Tag Archives: running

Dappy, happy or…

More years ago than seem real, I was spending the evening with friends in a Soho pub, when one of them said I was being “dappy”. Another told said friend that he’d be closer to the mark if he were to replace the “d” with an “h”. In terms of the letters themselves, there’s not much in it. Just a spin and a stroke. By the same token, the two states are no more than one degree apart.

I saw someone today who reminded me of that fine line. A man – late sixties – wearing big round glasses, headphones, and a bright red sweatshirt was part- running, part-dancing his way through the park, arms flailing and eyes smiling as he went. I watched people watch him with expressions suggestive of blandly imperceptive thoughts. They may, of course, have got the man’s measure, and he may have been utterly dappy, doolally even. But then again, they may have been way off.

From the outside: A man of advancing years, sporting the type of specs and headphones the cool kids wear, and running a strange jog-dance through the trees, waving his arms around as if he were trying to take off.

From the inside: Music flooding into his ears through the headphones his grandson left on his kitchen table. Bach. A chorus of angelic voices that, heard in the fresh cold of the park air, render him weightless, unwilling to bridle his joy, and unable to keep his body from expressing what he feels. He knows his glasses are out-of-date (and doesn’t know that in fact they are not), but he loves them because they were chosen for him very many years ago by the love of his life, the woman who is waiting for him to return home, to wash, change, and take her out to lunch on what happens to be their 49th wedding anniversary.

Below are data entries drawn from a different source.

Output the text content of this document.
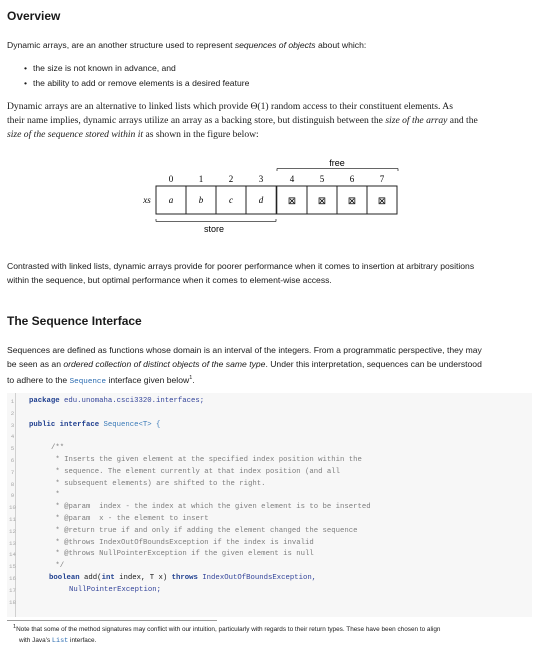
Overview
Dynamic arrays, are an another structure used to represent sequences of objects about which:
• the size is not known in advance, and
• the ability to add or remove elements is a desired feature
Dynamic arrays are an alternative to linked lists which provide Θ(1) random access to their constituent elements. As
their name implies, dynamic arrays utilize an array as a backing store, but distinguish between the size of the array and the
size of the sequence stored within it as shown in the figure below:
free
0	1	2	3	4	5	6	7
xs a	b	c	d ⊠ ⊠ ⊠ ⊠
store
Contrasted with linked lists, dynamic arrays provide for poorer performance when it comes to insertion at arbitrary positions
within the sequence, but optimal performance when it comes to element-wise access.
The Sequence Interface
Sequences are defined as functions whose domain is an interval of the integers. From a programmatic perspective, they may
be seen as an ordered collection of distinct objects of the same type. Under this interpretation, sequences can be understood
to adhere to the Sequence interface given below$^1$.
1	package edu.unomaha.csci3320.interfaces;
2
3	public interface Sequence<T> {
4
5	/**
6	* Inserts the given element at the specified index position within the
7	* sequence. The element currently at that index position (and all
8	* subsequent elements) are shifted to the right.
9	*
10	* @param  index - the index at which the given element is to be inserted
11	* @param  x - the element to insert
12	* @return true if and only if adding the element changed the sequence
13	* @throws IndexOutOfBoundsException if the index is invalid
14	* @throws NullPointerException if the given element is null
15	*/
16	boolean add(int index, T x) throws IndexOutOfBoundsException,
17	NullPointerException;
18
$^1$Note that some of the method signatures may conflict with our intuition, particularly with regards to their return types. These have been chosen to align
with Java’s List interface.
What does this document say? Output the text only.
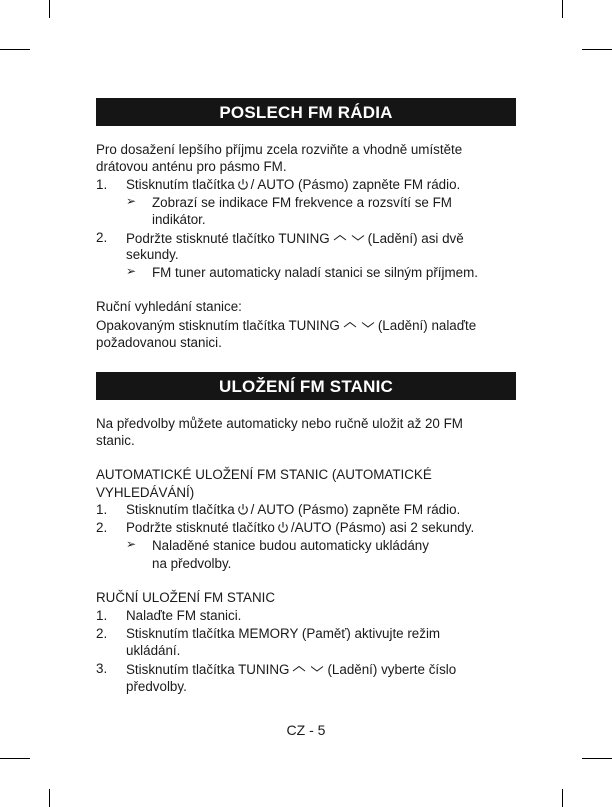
POSLECH FM RÁDIA
Pro dosažení lepšího příjmu zcela rozviňte a vhodně umístěte
drátovou anténu pro pásmo FM.
1. Stisknutím tlačítka / AUTO (Pásmo) zapněte FM rádio.
➢ Zobrazí se indikace FM frekvence a rozsvítí se FM
indikátor.
2. Podržte stisknuté tlačítko TUNING	(Ladění) asi dvě
sekundy.
➢ FM tuner automaticky naladí stanici se silným příjmem.
Ruční vyhledání stanice:
Opakovaným stisknutím tlačítka TUNING	(Ladění) nalaďte
požadovanou stanici.
ULOŽENÍ FM STANIC
Na předvolby můžete automaticky nebo ručně uložit až 20 FM
stanic.
AUTOMATICKÉ ULOŽENÍ FM STANIC (AUTOMATICKÉ
VYHLEDÁVÁNÍ)
1. Stisknutím tlačítka / AUTO (Pásmo) zapněte FM rádio.
2. Podržte stisknuté tlačítko /AUTO (Pásmo) asi 2 sekundy.
➢ Naladěné stanice budou automaticky ukládány
na předvolby.
RUČNÍ ULOŽENÍ FM STANIC
1. Nalaďte FM stanici.
2. Stisknutím tlačítka MEMORY (Paměť) aktivujte režim
ukládání.
3. Stisknutím tlačítka TUNING	(Ladění) vyberte číslo
předvolby.
CZ - 5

Dappy, happy, doolally or married for almost five decades… we see what we want to.

Smiles

Some time ago, I came across a quote by Thich Nhat Hanh, in which he talked about thanking a child for sharing its smile. Part of me dismissed it as an overly-sweet sentiment, but living as I do in a place famed among its own for being a bit cantankerous, (see link for more), the other part of me welcomed the idea. I guess the notion has been working away quietly inside me, because I have recently started to value smiles differently.

Today, as I ran through the park, crossing paths with those who do and those who don’t, it occurred to me that smiling, in Berlin at least, requires a certain amount of confidence, and a definite lack of cool. Bring it on, because as Thich Nhat Hanh also says, “Sometimes your joy is the source of your smile, but sometimes your smile can be the source of your joy.”